Horn became the regional vice president of NCSY’s New Jersey Region in 2003. As an undergraduate at YU, he became an adviser and administrator for NJ Junior NCSY, taking over as director three years ago. This past summer he directed one of the buses of The Jerusalem Journey, an NCSY summer program in Israel for public school students.
Later this month, he also will oversee a new event — the Feb. 25-27 interregional Shabbaton in Cherry Hill, with students from New Jersey, Philadelphia, Baltimore, and Virginia.
In an interview at a coffee shop close to NCSY’s Teaneck offices, Horn noted that many middle school yeshiva students may be observant but not necessarily inspired spiritually. NCSY “gives these kids an environment where they’re comfortable” asking questions and developing leadership skills. At that age, “they’re starting to think for themselves, but they’re not necessarily thought-out people.”
“We meet each kid where they are and bring them religious growth,” he said.
Horn’s supervisor, NCSY’s NJ Region director Rabbi Yaakov Glasser has known Horn since he was in elementary school.

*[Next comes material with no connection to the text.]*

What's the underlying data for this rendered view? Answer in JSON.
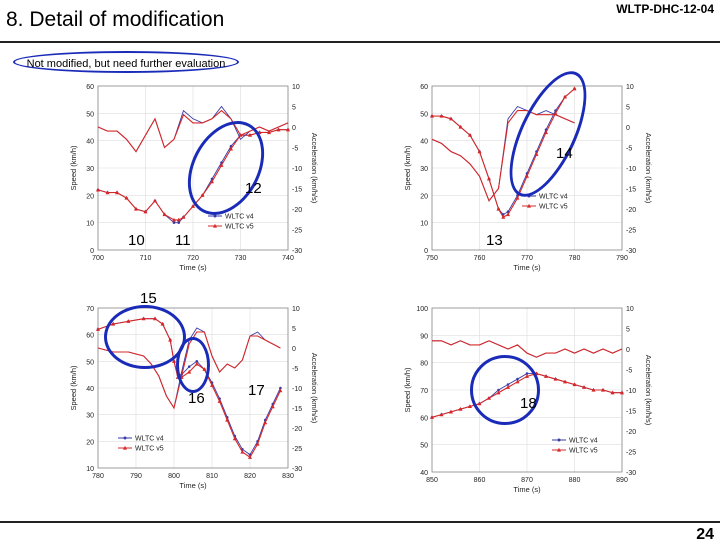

“Aaron has extraordinary leadership abilities in any educational context in which he finds himself,” said Glasser. “He is a very inspirational young fellow.”
Glasser added that Horn is both a Torah scholar and someone who leads with creativity.
“He can really get up there and touch the souls of the kids who are distracted by the technology of the day and find within them that spark of focus that can help them develop the more spiritual aspect of themselves — and he is very effective at that,” said Glasser.